Suppliers are exploiting a lack of transparency in the IT market to inflate prices, according to a study released yesterday.
KnowledgeBus’s annual IT Margins Benchmarking Study shows that in 2015 buyers have paid up to a 1,095% mark-up on IT products despite warnings not to pay more than 3%.
This is expected to get worse as the pound continues to struggle against the dollar and other currencies following the UK’s Brexit vote.
Head of benchmarking at KnowledgeBus, Al Nagar, said: “We witnessed more than 26,000 price rises on Friday 24 June alone.
“Although this is a lot in a day, it’s likely to be the tip of the iceberg.”
Given the short lifecycle of IT products and the constant fluctuation of trade costs, identifying the best price is notoriously difficult, said KnowledgeBus.
The latest study shows the utility sector paid the highest average margin of 28% in 2015, while further education was charged a 25% mark-up and the oil industry 24%.
The Society of IT Managers advise that buyers should not pay more than a 3% margin to suppliers.
However, research in this study showed in the worst instance one local authority was successfully charged a 1,095% margin by a supplier for an order of SD memory cards. The second biggest margin was paid by a company in the telecoms sector, which 989% above cost on printer products, while third place was taken by an NHS body that purchased IT peripherals with a 962% mark-up.
“All procurement officers need to be aware of this trend,” Nagar said.
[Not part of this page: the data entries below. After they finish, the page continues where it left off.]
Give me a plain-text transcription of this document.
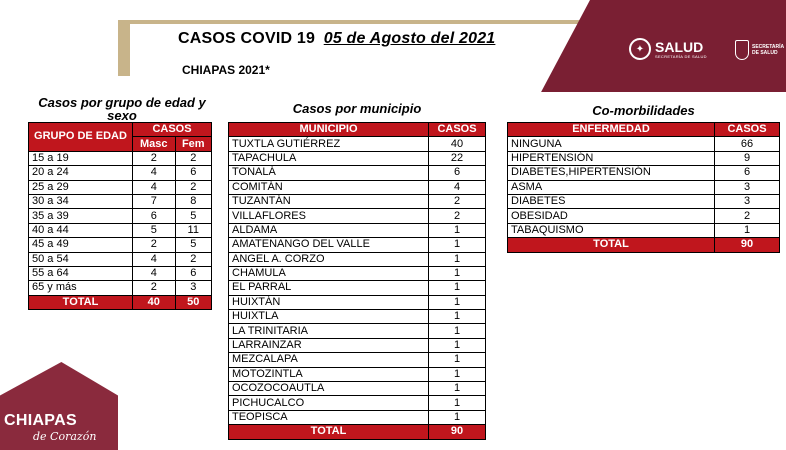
CASOS COVID 19 05 de Agosto del 2021
CHIAPAS 2021*
✦ SALUD
SECRETARÍA DE SALUD
SECRETARÍA DE SALUD
CHIAPAS
de Corazón
Casos por grupo de edad y sexo	Casos por municipio	Co-morbilidades
GRUPO DE EDAD	CASOS	
	Masc	Fem
15 a 19	2	2
20 a 24	4	6
25 a 29	4	2
30 a 34	7	8
35 a 39	6	5
40 a 44	5	11
45 a 49	2	5
50 a 54	4	2
55 a 64	4	6
65 y más	2	3
TOTAL	40	50
MUNICIPIO	CASOS
TUXTLA GUTIÉRREZ	40
TAPACHULA	22
TONALÁ	6
COMITÁN	4
TUZANTÁN	2
VILLAFLORES	2
ALDAMA	1
AMATENANGO DEL VALLE	1
ANGEL A. CORZO	1
CHAMULA	1
EL PARRAL	1
HUIXTÁN	1
HUIXTLA	1
LA TRINITARIA	1
LARRAINZAR	1
MEZCALAPA	1
MOTOZINTLA	1
OCOZOCOAUTLA	1
PICHUCALCO	1
TEOPISCA	1
TOTAL	90
ENFERMEDAD	CASOS
NINGUNA	66
HIPERTENSIÓN	9
DIABETES,HIPERTENSIÓN	6
ASMA	3
DIABETES	3
OBESIDAD	2
TABAQUISMO	1
TOTAL	90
“Although this type of purchase may be perceived to be of a lesser value, compared to major pieces of IT infrastructure, they can make up a good 25% of the IT budget.
“By the end of the year, this can easily add up to a six figure difference to the overall IT budget.
There is a worry that after the Brexit vote suppliers may take advantage of the ailing pound by raising prices unnecessarily.
Nagar stressed that Buyers should scrutinise prices like never before to ensure suppliers are being transparent on their pricing and not claiming incorrectly that prices have gone up.
Nagar offers three key tips:
Organisations can empower their negotiators, and speed up the IT procurement process, by deploying benchmarking tools.
2. Agree “cost plus” contracts
Companies can agree “cost plus” contracts with their suppliers to ensure no IT product purchased exceeds an agreed maximum margin level. Procurement teams can use their benchmarking tools to police these contracts.
3. Monitor price trends
By analysing historic or seasonal trade price trends, IT buyers can identify the best times to buy. When trade prices fall to their lowest, suppliers often try to maximise margins achieved, but by monitoring the market, companies can counter this practice.